# how do I find right length to face lnb to the dish



## mrel (Jun 18, 2008)

Hello 
Is there a forumla to find the focal point of an offset dish .
What is length of lnb arm should be point to the dish.
Found (label say mizushi )dish at swapmeet the dish did not have lnb arm and some other missing parts.
The size of the dish around 120cm.
mrel


----------



## space86 (May 4, 2007)

Is it a Dish 1000 ?


----------



## bruin95 (Apr 23, 2006)

Wrong forum. Post this question in the FTA section.


----------



## Ext 721 (Feb 26, 2007)

bruin95 said:


> Wrong forum. Post this question in the FTA section.
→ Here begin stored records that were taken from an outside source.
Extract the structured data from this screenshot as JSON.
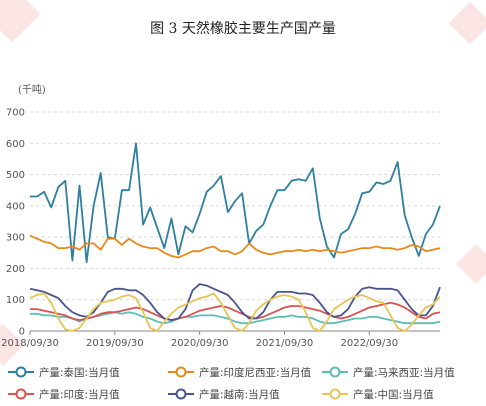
{
  "caption": "图 3  天然橡胶主要生产国产量",
  "chart_data": {
    "type": "line",
    "title": "",
    "ylabel": "(千吨)",
    "ylim": [
      0,
      700
    ],
    "y_ticks": [
      0,
      100,
      200,
      300,
      400,
      500,
      600,
      700
    ],
    "x_tick_labels": [
      "2018/09/30",
      "2019/09/30",
      "2020/09/30",
      "2021/09/30",
      "2022/09/30"
    ],
    "x_range_months": [
      "2018-09",
      "2023-12"
    ],
    "grid": "horizontal dashed",
    "legend": "bottom",
    "series": [
      {
        "name": "产量:泰国:当月值",
        "color": "#2e7fa0",
        "values": [
          430,
          430,
          445,
          395,
          460,
          480,
          225,
          465,
          220,
          400,
          505,
          300,
          295,
          450,
          450,
          600,
          340,
          395,
          330,
          265,
          360,
          245,
          335,
          315,
          375,
          445,
          465,
          495,
          380,
          415,
          440,
          280,
          320,
          340,
          400,
          450,
          450,
          480,
          485,
          480,
          520,
          360,
          270,
          235,
          310,
          325,
          375,
          440,
          445,
          475,
          470,
          480,
          540,
          370,
          300,
          240,
          310,
          340,
          400
        ]
      },
      {
        "name": "产量:印度尼西亚:当月值",
        "color": "#e8891d",
        "values": [
          305,
          295,
          285,
          280,
          265,
          265,
          270,
          260,
          280,
          280,
          260,
          295,
          295,
          275,
          295,
          280,
          270,
          265,
          265,
          250,
          240,
          235,
          245,
          255,
          255,
          265,
          270,
          255,
          255,
          245,
          255,
          280,
          260,
          250,
          245,
          250,
          255,
          255,
          260,
          255,
          260,
          255,
          260,
          255,
          250,
          255,
          260,
          265,
          265,
          270,
          265,
          265,
          260,
          265,
          275,
          270,
          255,
          260,
          265
        ]
      },
      {
        "name": "产量:马来西亚:当月值",
        "color": "#5bbcb8",
        "values": [
          55,
          55,
          50,
          50,
          45,
          45,
          40,
          30,
          40,
          45,
          50,
          55,
          60,
          55,
          60,
          55,
          45,
          40,
          30,
          25,
          30,
          40,
          45,
          45,
          50,
          50,
          50,
          45,
          40,
          30,
          25,
          25,
          30,
          35,
          40,
          45,
          45,
          50,
          45,
          45,
          40,
          30,
          25,
          25,
          30,
          35,
          40,
          40,
          45,
          45,
          40,
          35,
          30,
          25,
          25,
          25,
          25,
          25,
          30
        ]
      },
      {
        "name": "产量:印度:当月值",
        "color": "#d9534f",
        "values": [
          70,
          70,
          65,
          60,
          55,
          50,
          40,
          35,
          40,
          45,
          55,
          60,
          60,
          65,
          70,
          75,
          70,
          60,
          50,
          40,
          35,
          40,
          45,
          55,
          65,
          70,
          75,
          80,
          75,
          65,
          55,
          45,
          40,
          45,
          55,
          65,
          75,
          80,
          80,
          75,
          70,
          65,
          55,
          45,
          40,
          45,
          55,
          65,
          75,
          80,
          85,
          90,
          85,
          75,
          60,
          45,
          40,
          55,
          60
        ]
      },
      {
        "name": "产量:越南:当月值",
        "color": "#4a5490",
        "values": [
          135,
          130,
          125,
          115,
          105,
          80,
          60,
          50,
          45,
          60,
          90,
          125,
          135,
          135,
          130,
          130,
          115,
          90,
          60,
          40,
          35,
          40,
          70,
          130,
          150,
          145,
          135,
          125,
          115,
          90,
          60,
          40,
          40,
          60,
          100,
          125,
          125,
          125,
          120,
          120,
          115,
          90,
          60,
          45,
          50,
          70,
          110,
          135,
          140,
          135,
          135,
          135,
          130,
          100,
          70,
          50,
          50,
          80,
          140
        ]
      },
      {
        "name": "产量:中国:当月值",
        "color": "#e8c454",
        "values": [
          105,
          115,
          120,
          90,
          40,
          5,
          0,
          10,
          40,
          70,
          90,
          95,
          100,
          110,
          115,
          105,
          60,
          10,
          0,
          30,
          55,
          75,
          85,
          95,
          105,
          110,
          120,
          90,
          50,
          10,
          0,
          25,
          65,
          85,
          100,
          110,
          115,
          110,
          100,
          60,
          10,
          0,
          30,
          70,
          85,
          100,
          110,
          115,
          105,
          95,
          90,
          50,
          10,
          0,
          20,
          50,
          75,
          85,
          110
        ]
      }
    ]
  }
}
Cover that sucker carefully in tin foil. smooth out all the wrinkles until it is as smooth as you can get it, and as close to a mirror as you can.

Then, use the sun.

or...

If the dish has elevation marks, compare the elevation marks to the dish face. What elevation does it read when the dish face is vertical? This will tell you the offset (or do we need to divide by half....hmmm.....)

Formulas would require you to measure the curvature of the dish (as in, how many degrees of curve for every meter/yard of surface...that's not easily done with any accuracy.

Much better to use the foil method. It will give quick and reasonably accurate results without having to measure the inner curvature of the dish...just keep moving that puppy until you get as small a blob of light as you can. Put the LNB there, angled so it faces the dish center.


----------



## FTA Michael (Jul 21, 2002)

Or Google search until you find a matching dish, then either try to get a replacement arm or a good look at an assembled dish and arm.


----------